Each event involved the press. On September 18, the Boston Globe’s Walter Robinson sprang the “Gore lied about the doggy pills” story. On September 20, Walter Shapiro (USA Today) sprang the “Gore lied about the union lullaby” story. Each of these claims was absurd, inane; Gore’s remark about the union song was an obvious joke, for example. But these two events were widely pimped, and they rekindled the powerful “Gore Liar" narrative—a narrative the press corps spent two years inventing. All over Washington, insiders had said the election was over. But now, this pair of ginned-up tales brought Gore back to earth.
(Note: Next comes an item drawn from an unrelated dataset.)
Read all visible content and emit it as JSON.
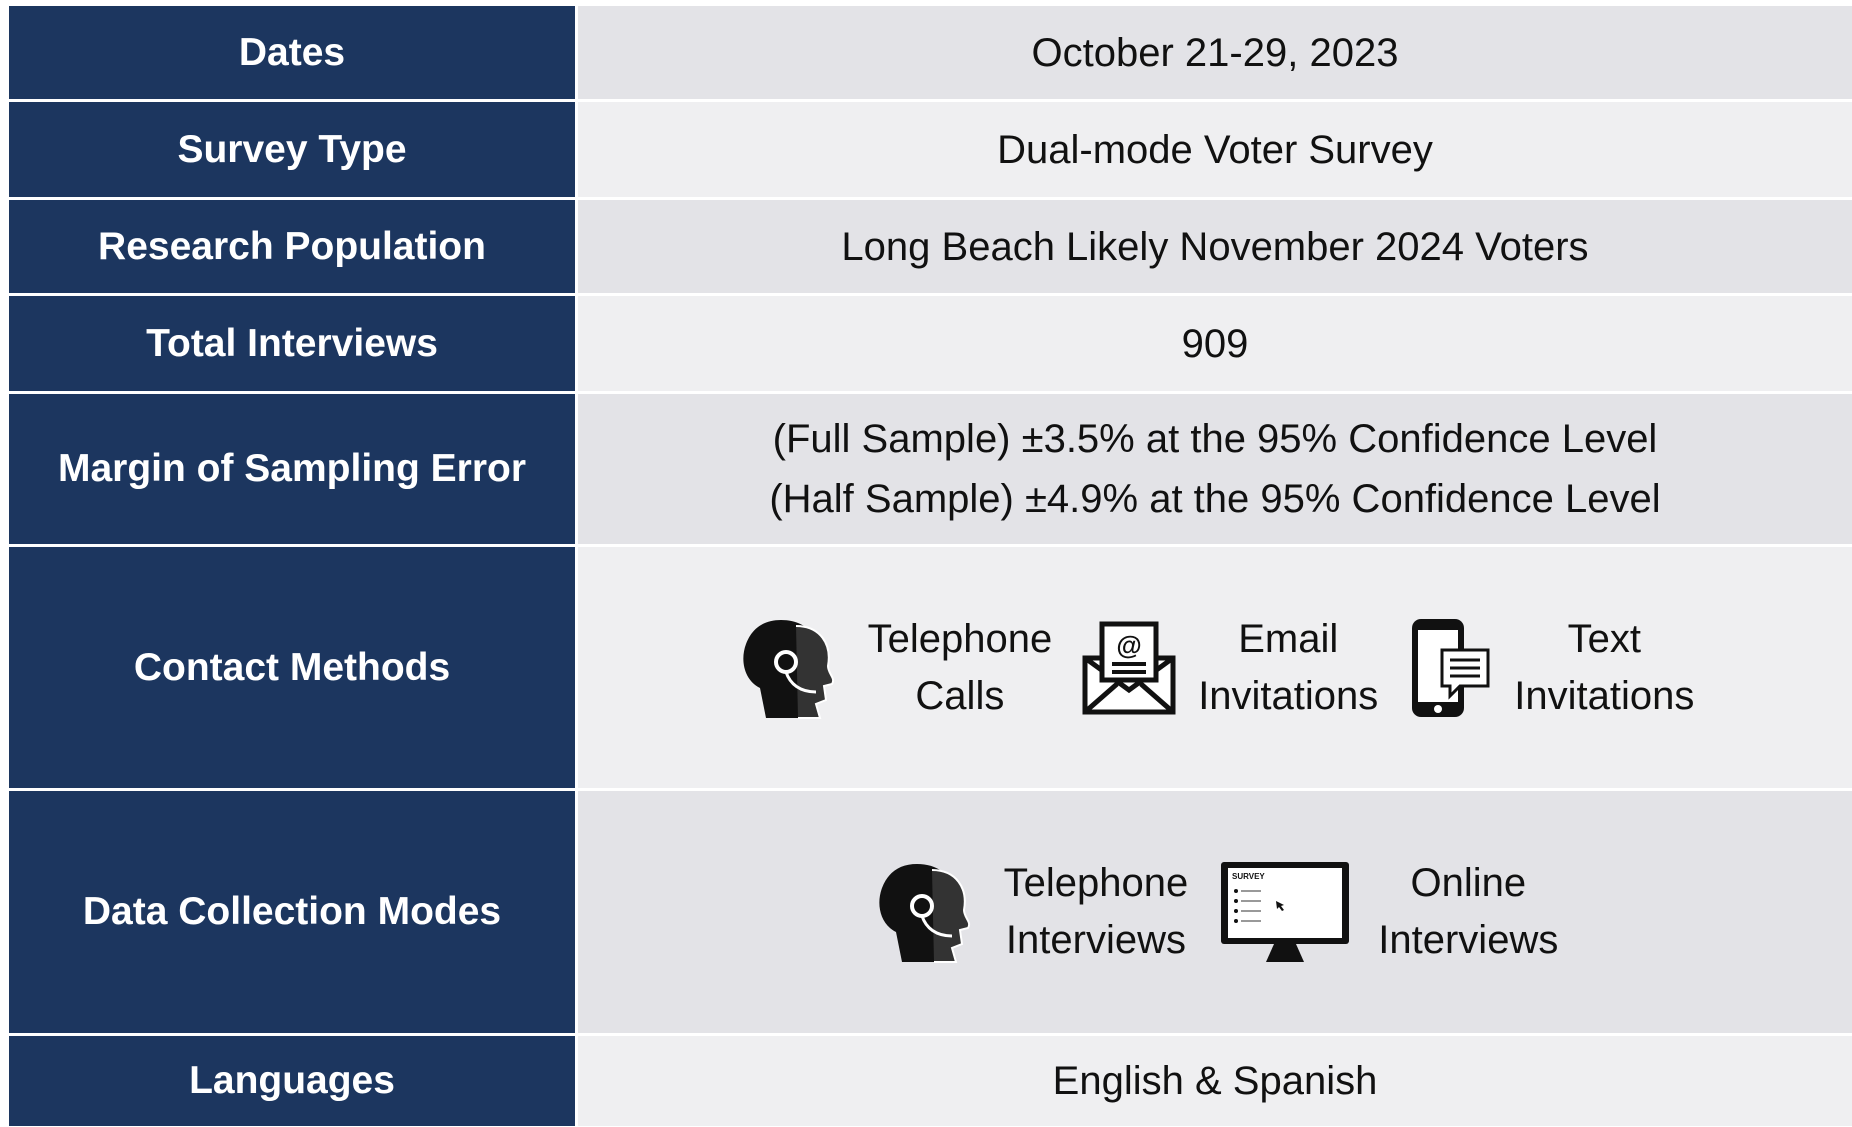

Why did Gore’s coverage change that week? Why did the press corps start re-trashing Gore? Later that week, Brian Williams asked—and Howard Fineman answered. Truly, an astounding statement:

FINEMAN (9/21/00): I don’t think the media was going to allow, just by its nature, the next seven weeks, the last seven or eight weeks of the campaign, to be all about Al Gore’s relentless, triumphant march to the presidency. We want a race, I suppose. If we have a bias of any kind, it’s that we like to see a contest and we like to see it down to the end if we can.

Fineman can’t speak for the press corps, of course, although he’s a major insider. But that’s an assertion of stunning misconduct. And by the way: That’s the innocent explanation for what happened. Most likely, here’s a more accurate statement: The media didn’t want Gore to win.

These facts have been forgotten, of course. In this way, Klein’s erroneous performance is very typical. Big mainstream journalists never discuss the way their cohort intervenes in elections. In that case, Gore’s bounce actually lasted more than a month—and it ended when the press intervened. Fineman said they acted that way to make the race get close.

Final question: Have you ever heard a Democrat or career liberal complain about what the press corps did? Have you ever heard a Dem or lib tell voters about what Fineman said? (A very few have.) History gets washed away—and after that, history happens again. Bogus claims are spreading about Obama? Good lord! What a f*cking surprise!